Puebla – 1683
--Entrad, hijo –dijo con afabilidad el obispo Manuel
de Santa Cruz.
El prelado era de buena estatura, grueso, ojos glaucos
y risueños. Se encontraba degustando su
chocolate en la magnífica biblioteca que Palafox había construido.
--Agradezco vuestra hospitalidad, su señoría –dijo un
hombrecillo rechoncho y muy moreno que tímidamente entraba en el recinto.
--Esta carta que me habéis entregado me indica que os
manda Sor Juana –explico el prelado sosteniendo un papel--. Ella es una amiga muy querida aunque me temo
que a veces sus respuestas no son muy diplomáticas aunque siempre elegantes y
tal vez por ello causan escozor entre algunos prelados que no vale la pena
nombrar. Vos sois Sancho, ¿correcto?
--Cierto, su señoría, de los Panza de la Mancha,
cristiano viejo aunque no hidalgo como vos.

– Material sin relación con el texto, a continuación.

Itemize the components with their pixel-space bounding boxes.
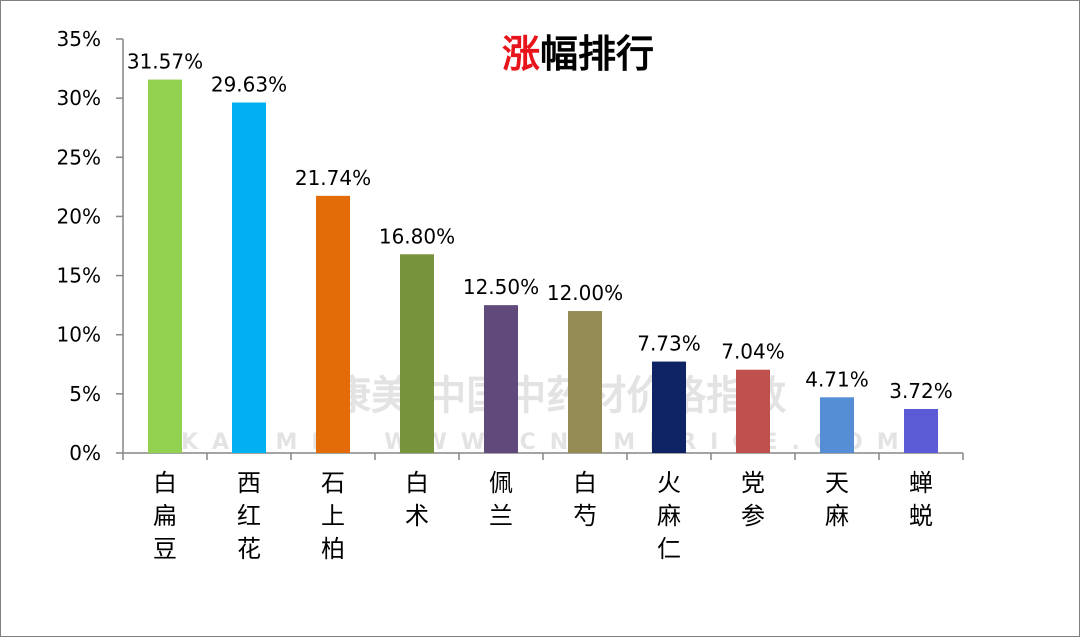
data-label: 3.72%	[889, 379, 953, 403]
x-tick-label: 蝉蜕	[909, 469, 933, 530]
y-axis: 0% 5% 10% 15% 20% 25% 30% 35%	[57, 27, 124, 465]
y-tick-label: 20%	[57, 204, 101, 228]
y-tick-label: 25%	[57, 145, 101, 169]
chart-title: 涨幅排行	[502, 32, 654, 76]
bar	[904, 408, 938, 453]
x-tick-label: 天麻	[825, 469, 849, 530]
y-tick-label: 10%	[57, 323, 101, 347]
bars	[148, 79, 938, 454]
x-tick-label: 白术	[405, 469, 429, 530]
y-tick-label: 35%	[57, 27, 101, 51]
data-label: 29.63%	[211, 73, 287, 97]
x-tick-label: 佩兰	[489, 469, 513, 530]
bar	[148, 79, 182, 454]
bar	[484, 305, 518, 453]
bar	[400, 254, 434, 453]
bar	[820, 397, 854, 453]
watermark: 康美·中国中药材价格指数 KANMEI WWW.CNKMPRICE.COM	[181, 373, 913, 455]
data-label: 21.74%	[295, 166, 371, 190]
x-tick-label: 西红花	[237, 469, 261, 563]
y-tick-label: 30%	[57, 86, 101, 110]
watermark-text: 康美·中国中药材价格指数	[331, 373, 786, 419]
bar	[232, 102, 266, 453]
data-label: 7.73%	[637, 332, 701, 356]
chart-title-rest: 幅排行	[540, 32, 654, 76]
x-tick-label: 白扁豆	[153, 469, 177, 563]
data-label: 4.71%	[805, 367, 869, 391]
bar	[568, 311, 602, 453]
chart-title-highlight: 涨	[502, 32, 540, 76]
x-tick-label: 白芍	[573, 469, 597, 530]
data-label: 16.80%	[379, 224, 455, 248]
data-label: 12.50%	[463, 275, 539, 299]
bar	[736, 369, 770, 453]
y-tick-label: 5%	[69, 382, 101, 406]
bar	[316, 195, 350, 453]
watermark-subtext: KANMEI WWW.CNKMPRICE.COM	[181, 430, 913, 455]
bar	[652, 361, 686, 453]
value-labels: 31.57% 29.63% 21.74% 16.80% 12.50% 12.00% 7.73…	[127, 50, 953, 403]
x-tick-label: 党参	[741, 469, 765, 530]
x-tick-label: 石上柏	[321, 469, 345, 563]
data-label: 12.00%	[547, 281, 623, 305]
x-tick-label: 火麻仁	[657, 469, 681, 563]
data-label: 31.57%	[127, 50, 203, 74]
y-tick-label: 0%	[69, 441, 101, 465]
data-label: 7.04%	[721, 340, 785, 364]
y-tick-label: 15%	[57, 264, 101, 288]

La voz de Sancho trataba de transmitir humildad pero
Santa Cruz intuyo cierto resentimiento, muy tenue, sí, pero concreto. ¿Qué aglutinaba esto, especulo Santa
Cruz? ¿Es el resultado de generaciones
de su linaje condenados a la pobreza y mediocridad en algún pueblo polvoso de
La Mancha? Si este hombrecillo, pensó
Santa Cruz, persigue un ideal sería imparable, y no necesariamente por lo inteligente o
valeroso, que sabrá el diablo si lo es, sino por lo terco, cual digno hijo de
España que pare a tales hombres por millares.

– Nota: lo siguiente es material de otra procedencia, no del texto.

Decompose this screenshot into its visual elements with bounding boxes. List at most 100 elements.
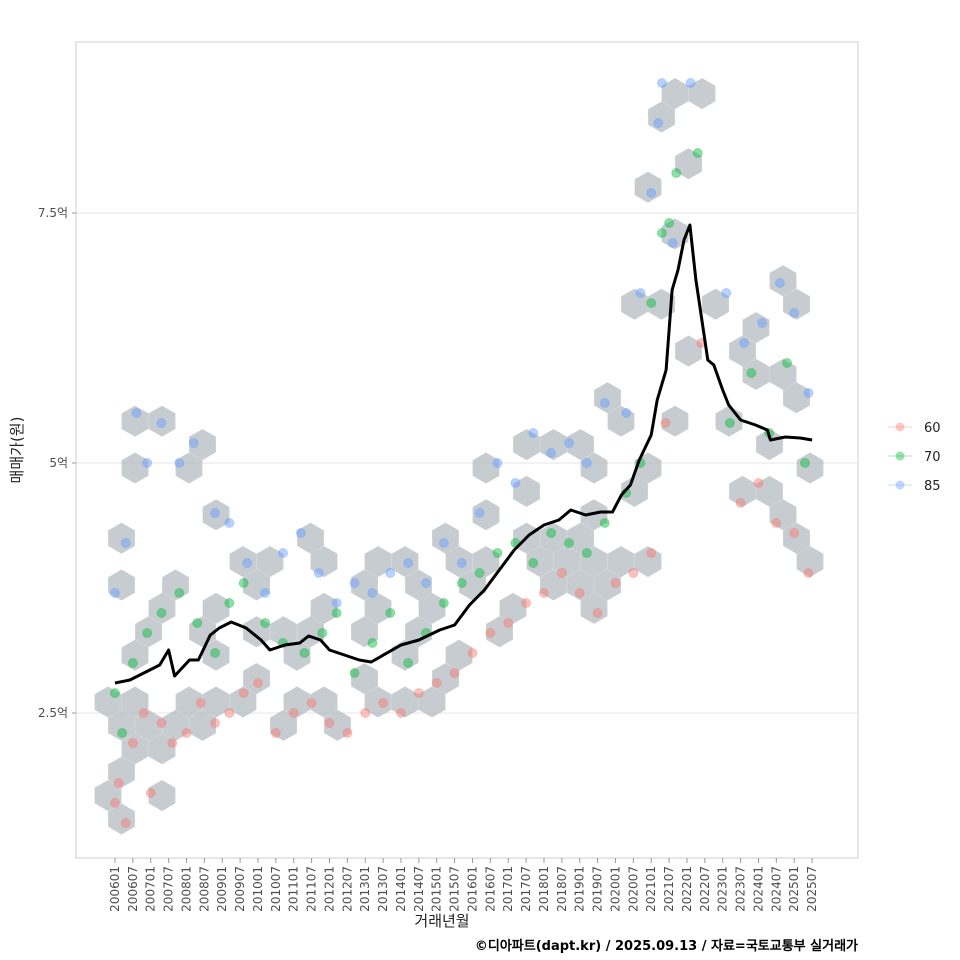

Santa Cruz hizo un ademan indicando que eso de los
linajes le importaba un bledo. Sancho lo
contemplo con cuidado. Era evidente que
el obispo estaba en un puesto tan exaltado que podía darse el lujo de desdeñar
las honras que trastornarían a los mortales comunes y corrientes. Instintivamente Sancho elucubró que el obispo
era un hombre peligroso y tal vez hasta cruel, acostumbrado a que su voluntad
se obedeciera de inmediato. Sancho no
pudo evitar sudar frio y temblar ligeramente.

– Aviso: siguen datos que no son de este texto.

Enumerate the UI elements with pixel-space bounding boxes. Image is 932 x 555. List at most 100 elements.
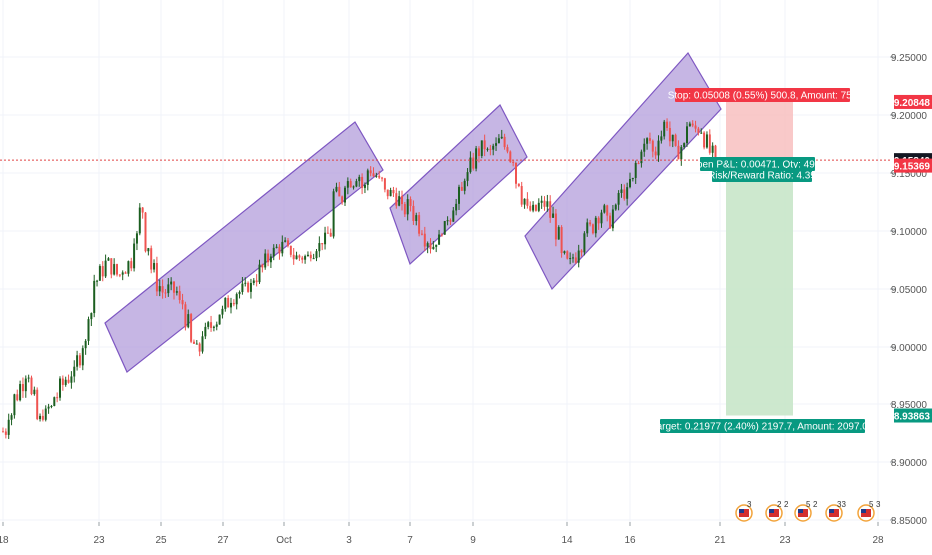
stop-label: Stop: 0.05008 (0.55%) 500.8, Amount: 750	[668, 88, 858, 102]
candle-body	[116, 264, 118, 275]
y-tick-label: 9.25000	[891, 53, 928, 64]
candle-body	[352, 186, 355, 188]
candle-body	[210, 322, 213, 328]
candle-body	[614, 204, 617, 210]
candle-body	[358, 176, 361, 182]
candle-body	[289, 245, 292, 255]
candle-body	[671, 134, 674, 142]
candle-body	[361, 176, 364, 188]
candle-body	[420, 233, 423, 235]
candle-body	[429, 243, 432, 250]
candle-body	[458, 186, 460, 204]
candle-body	[124, 272, 127, 274]
flag-icon-canton	[829, 509, 834, 513]
y-tick-label: 9.05000	[891, 285, 928, 296]
candle-body	[267, 253, 270, 263]
candle-body	[84, 340, 87, 349]
candle-body	[198, 343, 201, 352]
candle-body	[537, 202, 540, 211]
candle-body	[705, 134, 708, 148]
candle-body	[244, 282, 247, 284]
x-tick-label: Oct	[276, 535, 292, 546]
trend-channel-1[interactable]	[104, 121, 384, 373]
candle-body	[144, 212, 147, 252]
candle-body	[680, 147, 683, 160]
candle-body	[93, 280, 96, 314]
candle-body	[238, 292, 241, 295]
candle-body	[326, 232, 329, 234]
candle-body	[694, 125, 697, 129]
candle-body	[78, 355, 81, 366]
candle-body	[392, 190, 395, 194]
candle-body	[247, 282, 250, 292]
candle-body	[118, 274, 121, 276]
candle-body	[515, 162, 517, 184]
candle-body	[409, 199, 412, 206]
price-tag-label: 8.93863	[894, 412, 931, 423]
candle-body	[506, 147, 509, 152]
candle-body	[96, 280, 99, 282]
candle-body	[224, 297, 227, 309]
candle-body	[549, 201, 552, 218]
price-tag-entry: 9.15369	[894, 158, 932, 173]
time-axis: 18 23 25 27 Oct 3 7 9 14 16 21 23 28	[0, 522, 884, 546]
candle-body	[332, 191, 335, 237]
candle-body	[98, 266, 101, 281]
candle-body	[161, 286, 164, 293]
price-axis: 9.25000 9.20000 9.15000 9.10000 9.05000 9.000…	[890, 53, 932, 527]
candle-body	[30, 377, 33, 395]
candle-body	[617, 193, 620, 205]
candle-body	[341, 196, 344, 203]
candle-body	[569, 258, 572, 260]
candle-body	[2, 431, 4, 433]
trend-channel-3[interactable]	[524, 51, 722, 291]
candle-body	[677, 145, 680, 160]
pnl-label-bg	[700, 157, 815, 171]
event-badges[interactable]: 3 2 2 5 2 33 5 3	[735, 500, 881, 522]
pnl-label: Open P&L: 0.00471, Qty: 4992	[689, 157, 826, 171]
candle-body	[153, 263, 156, 270]
candle-body	[472, 157, 475, 169]
candle-body	[335, 186, 338, 192]
candle-body	[349, 181, 352, 188]
candle-body	[623, 189, 626, 199]
candle-body	[252, 280, 255, 283]
candle-body	[629, 179, 631, 188]
event-count: 33	[837, 500, 846, 509]
candle-body	[486, 148, 489, 150]
candle-body	[480, 140, 483, 156]
candle-body	[181, 300, 184, 305]
candle-body	[660, 136, 663, 141]
target-zone	[726, 165, 793, 416]
ratio-label-text: Risk/Reward Ratio: 4.39	[708, 171, 816, 182]
candle-body	[81, 348, 84, 366]
event-badge[interactable]: 3	[735, 500, 753, 522]
candle-body	[546, 201, 549, 207]
candle-body	[631, 177, 634, 180]
candle-body	[269, 256, 272, 263]
event-badge[interactable]: 33	[825, 500, 846, 522]
candle-body	[204, 326, 207, 337]
candle-body	[281, 241, 284, 254]
pnl-label-text: Open P&L: 0.00471, Qty: 4992	[689, 160, 826, 171]
candle-body	[44, 408, 47, 420]
candle-body	[611, 209, 614, 229]
candle-body	[187, 314, 190, 328]
candle-body	[147, 248, 150, 252]
x-tick-label: 3	[346, 535, 352, 546]
candle-body	[50, 405, 53, 407]
candle-body	[597, 217, 600, 224]
y-tick-label: 9.20000	[891, 111, 928, 122]
candle-body	[640, 151, 643, 164]
candle-body	[620, 189, 623, 194]
candle-body	[691, 123, 694, 126]
candle-body	[626, 187, 629, 199]
ratio-label: Risk/Reward Ratio: 4.39	[708, 168, 816, 182]
candle-body	[557, 227, 560, 240]
trend-channel-2[interactable]	[389, 104, 528, 266]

Así pues los dos hombres se habían tomado la medida
uno del otro y ambos estaban conscientes de ello.
--Decidme, Sancho –se rio Santa Cruz que estaba
perfectamente consciente del efecto que había tenido en Sancho y adoptaba una
voz benigna, cuál del tiburón que invita con gentileza a un náufrago a cenar
juntos-- ¿cómo están lidiando con la hambruna las jerónimas?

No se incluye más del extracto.